Hip to Hip Theatre Company's mission is to stimulate and develop interest in the theatre arts by presenting free, family-friendly, professional productions of popular classics in public spaces.
Hip to Hip Theatre Company is a non-profit 501(c)(3) arts organization primarily serving New York City’s Queens County. Hip to Hip operates on the following core beliefs:
- Theatre is a celebration of community spirit.
- Great plays and performances have the power to change lives.
- Theatre should be accessible to the widest possible audience.
- The values of theatre contribute to the cultural, ethical and moral
life of the community.
Hip to Hip Theatre Company was founded in 2007 by Queens-based actors Jason and Joy Marr, who wanted to share with the community their enthusiasm for great plays, the works of Shakespeare in particular.
What started as “putting on a play" in the neighborhood, has grown into a borough-wide program of “Free Shakespeare in the Park”, which consists of touring in repertory two fully produced Shakespeare plays (a comedy and a tragedy) to twelve diverse park settings thoughout Queens County, Jersey City and Southampton, drawing an audience of over 5,000. The popularity of this free programming has made Hip to Hip Theatre Company the de facto Public Theatre of Queens.

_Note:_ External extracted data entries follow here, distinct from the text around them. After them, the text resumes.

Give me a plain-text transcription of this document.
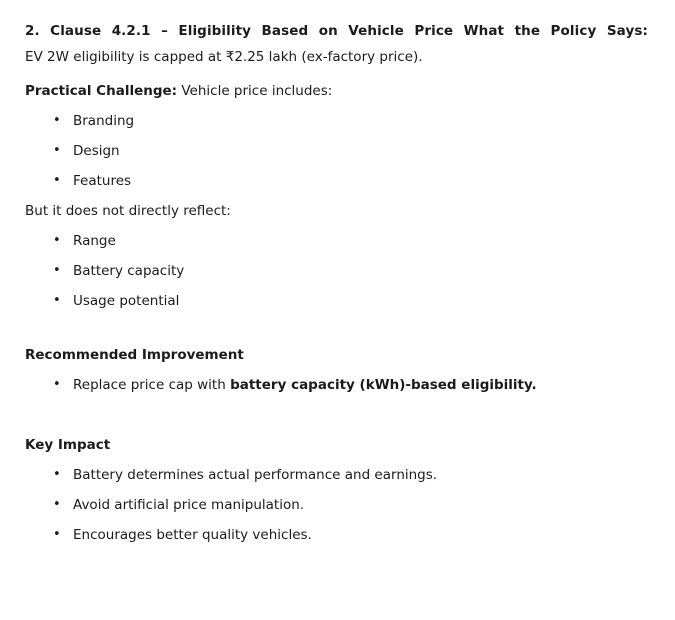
2. Clause 4.2.1 – Eligibility Based on Vehicle Price What the Policy Says:
EV 2W eligibility is capped at ₹2.25 lakh (ex-factory price).
Practical Challenge: Vehicle price includes:
• Branding
• Design
• Features
But it does not directly reflect:
• Range
• Battery capacity
• Usage potential
Recommended Improvement
• Replace price cap with battery capacity (kWh)-based eligibility.
Key Impact
• Battery determines actual performance and earnings.
• Avoid artificial price manipulation.
• Encourages better quality vehicles.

Why “Hip to Hip”? Two reasons: one, the phrase “hip to hip” is lifted right out of Shakespeare’s Comedy of Errors and shows our commitment to the plays of Shakespeare; and two, the phrase captures the uniquely collaborative nature of the theatre arts, where a group of artists must stand “hip to hip” to create a unified production.
Hip to Hip’s first order of business in August 2007 was to lay
the groundwork for an annual summer program of “Free Shakespeare
in the Park” in Queens. Hip to Hip presented Shakespeare’s
As You Like It at two outdoor venues: the open-air stage of Woodside’s
Windmuller Park and the beautiful courtyard of Sunnyside’s All Saint’s
Church. The performances drew an audience of approximately 500.
In 2008, Hip to Hip presented Shakespeare’s Twelfth Night. Thanks to the success of the prior season, Hip to Hip was able to increase the number of performances and the number of venues, adding Southampton’s Agawam Park to the tour. The performances drew an audience of approximately 950.
In 2009, Hip to Hip was for the first time awarded public funding from New York City’s Department of Cultural Affairs and the New York State Council on the Arts, administered by Queens Council on the Arts. With a budget twice the size as the prior year, Hip to Hip was able to expand both the size and scope of its programming. For the first time, Hip to Hip presented two productions (A Midsummer Night’s Dream and Romeo & Juliet) in seven geographically and demographically diverse communities, and drew an audience of approximately 2,000.
2010 was an extraordinary year of growth for Hip to Hip. In addition to receiving increased public funding, they received a generous sponsorship geared toward the technical elements of production. This, coupled with the prior seasons’ success, raised the profile of Hip to Hip and attracted the attention of the New York Times, National Public Radio and countless Queens-based periodicals. Hip to Hip’s productions of Taming of the Shrew and Macbeth reached nearly 4,000 people at eight diverse park settings over the course of a three-week tour.
In spite of the poor national economic environment in 2011, Hip to Hip was able to maintain its programming with a slightly smaller budget. Its productions of Othello and Much Ado About Nothing were lauded by the critics and played to approximately 4,400 people at nine venues. In a New York Times article, Hip to Hip was mentioned as proudly carrying the mantle of the legendary Joseph Papp by providing free Shakespeare in the park in New York City’s underserved boroughs.
2012 was a major growth year. Hip to Hip increased the reach of its programming by adding five new venues to its tour of Free Shakespeare in the Park, it enhanced the quality of its productions by purchasing a wireless microphone system for easy audibility, it solicited and won greater involvement from the community and the City of New York, and it launched several outreach initiatives, including “Kids and the Classics,” a program designed to introduce children to classic literature and performance. Hamlet and Comedy of Errors toured to twelve diverse venues, playing to an audience of approximately 5,100.